BBQ’n While Black. Courtesy of Facebook page.

This time Police were welcomed and helped direct traffic

Thousands of people showed up this past Sunday for Oak­land’s second annual BBQ’n While Black festivities at Lake Merritt, celebrating Black cul­ture and Black life in a spirit of resistance to racism and gentri­fication.

Blankets and lawn chairs lined the east side of the lake, as people grilled, listened to music, played games, danced, relaxed with friends and fami­lies and enjoyed the company of strangers.

The celebration began last year as an act of defiance when a white woman, referred to as BBQ Becky, called the police over two Black men who were barbecuing at Lake Merritt. Go­ing viral, the video of the inci­dent ignited the first BBQ’n While Black celebration, along with local and national discussions about racism and the impact of gentrifiers in Oakland and other urban ar­eas who capitalize on their privilege to criminalize and displace Black residents.

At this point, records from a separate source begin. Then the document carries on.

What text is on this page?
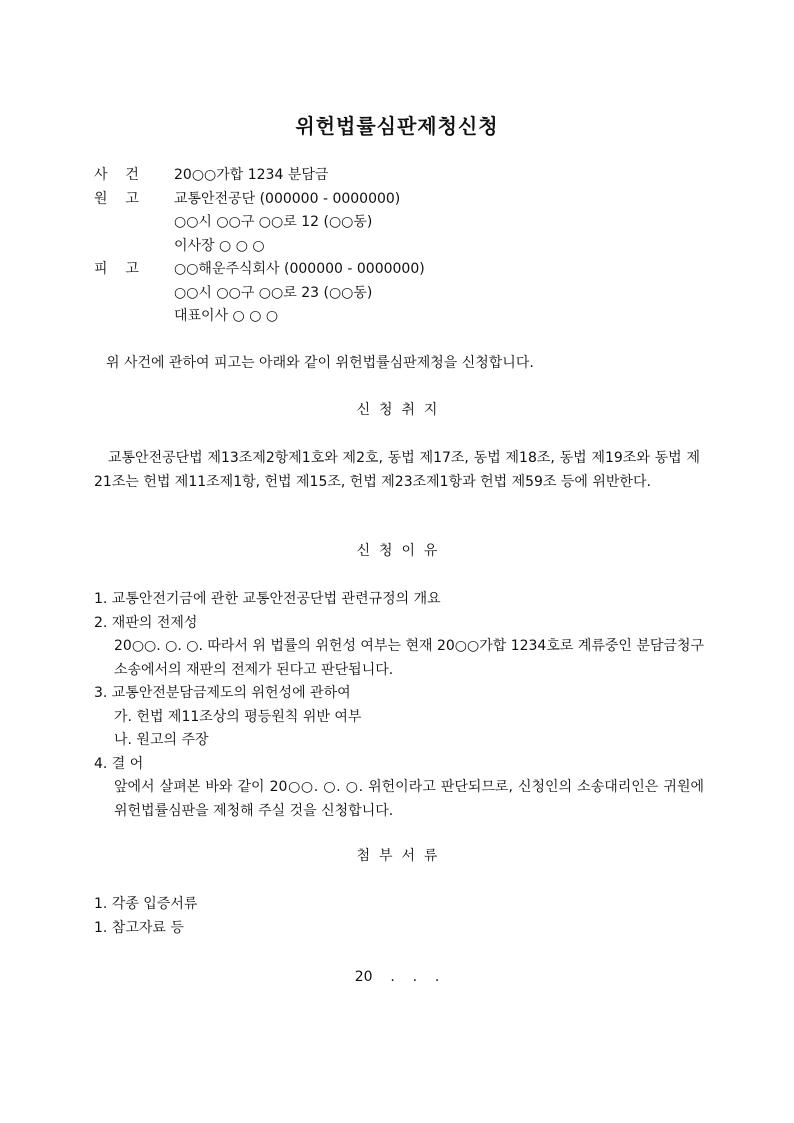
위헌법률심판제청신청
사    건	20○○가합 1234 분담금
원    고	교통안전공단 (000000 - 0000000)
○○시 ○○구 ○○로 12 (○○동)
이사장 ○ ○ ○
피    고	○○해운주식회사 (000000 - 0000000)
○○시 ○○구 ○○로 23 (○○동)
대표이사 ○ ○ ○
위 사건에 관하여 피고는 아래와 같이 위헌법률심판제청을 신청합니다.
신  청  취  지
교통안전공단법 제13조제2항제1호와 제2호, 동법 제17조, 동법 제18조, 동법 제19조와 동법 제21조는 헌법 제11조제1항, 헌법 제15조, 헌법 제23조제1항과 헌법 제59조 등에 위반한다.
신  청  이  유
1. 교통안전기금에 관한 교통안전공단법 관련규정의 개요
2. 재판의 전제성
20○○. ○. ○. 따라서 위 법률의 위헌성 여부는 현재 20○○가합 1234호로 계류중인 분담금청구소송에서의 재판의 전제가 된다고 판단됩니다.
3. 교통안전분담금제도의 위헌성에 관하여
가. 헌법 제11조상의 평등원칙 위반 여부
나. 원고의 주장
4. 결 어
앞에서 살펴본 바와 같이 20○○. ○. ○. 위헌이라고 판단되므로, 신청인의 소송대리인은 귀원에 위헌법률심판을 제청해 주실 것을 신청합니다.
첨  부  서  류
1. 각종 입증서류
1. 참고자료 등
20    .    .    .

“Last May two of Oak­land’s beloved influencers were unlawfully harassed for hours by a white female for simply barbecuing at Lake Merritt with their friends and family. This racist woman attempted to imprison and threaten two Black men and tarnish the beauty and culture of Oakland, (gaining) nation­al attention,” according to the BBQ’nWB Facebook page.

This year, the party at Lake Merritt placed more emphasis on the positive. “What started out as a response to racial in­justice has quickly ballooned into a clarion call for love, community, and culture,” ac­cording to the Facebook post. “BBQ’nWB is about people of all races, genders, and places of origin coming together in the spirit of what we call the Real Oakland! We are beyond excited for the second annual BBQ’nWB to lift up the Oak­land that we’ve always known and loved…”

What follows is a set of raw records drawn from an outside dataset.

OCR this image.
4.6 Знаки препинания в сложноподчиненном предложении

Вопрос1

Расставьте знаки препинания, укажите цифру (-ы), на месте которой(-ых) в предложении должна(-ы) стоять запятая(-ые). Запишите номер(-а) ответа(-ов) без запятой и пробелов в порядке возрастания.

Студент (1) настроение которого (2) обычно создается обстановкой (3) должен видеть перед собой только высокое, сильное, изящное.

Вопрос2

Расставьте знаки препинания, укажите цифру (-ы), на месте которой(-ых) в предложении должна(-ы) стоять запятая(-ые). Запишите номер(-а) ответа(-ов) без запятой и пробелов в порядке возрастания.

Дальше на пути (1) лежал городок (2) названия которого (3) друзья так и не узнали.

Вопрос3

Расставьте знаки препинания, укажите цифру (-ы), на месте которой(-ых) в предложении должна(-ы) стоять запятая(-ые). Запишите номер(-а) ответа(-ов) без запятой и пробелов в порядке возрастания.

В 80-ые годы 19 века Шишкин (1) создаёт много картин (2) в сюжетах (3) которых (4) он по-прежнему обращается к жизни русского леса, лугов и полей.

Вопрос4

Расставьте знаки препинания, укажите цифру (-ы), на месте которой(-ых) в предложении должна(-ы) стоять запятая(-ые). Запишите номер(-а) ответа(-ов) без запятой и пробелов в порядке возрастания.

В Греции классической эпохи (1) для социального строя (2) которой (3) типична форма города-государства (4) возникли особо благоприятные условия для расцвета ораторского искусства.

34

“The importance of BBQ’nWB is essentially pre­serving the culture,” said Jhamel Robinson, one of the co-founders of the event, speaking in an interview with Berkeleyside. “Preserving Black culture in the face of gentrification – we’ve been pushed out. Even myself, I live in Sacramento now.”

“It’s a celebration of Black­ness,” Robinson told KTVU. “but we want our allies and members of the community there, too.”

Last year’s event was orga­nized in 10 days, he said. “This time, it took us about two to three months.”

According to Logan McWil­liams, also an event co-found­er, “The best part of this is just seeing Blackness personified for what it really is.”

“This entire event is re­ally just like a huge family re­union,” she said in an interview with Berkeleyside. “I’ve got­ten ice from strangers today. And extra plates and meals and hugs, and it’s just a beautiful experience.”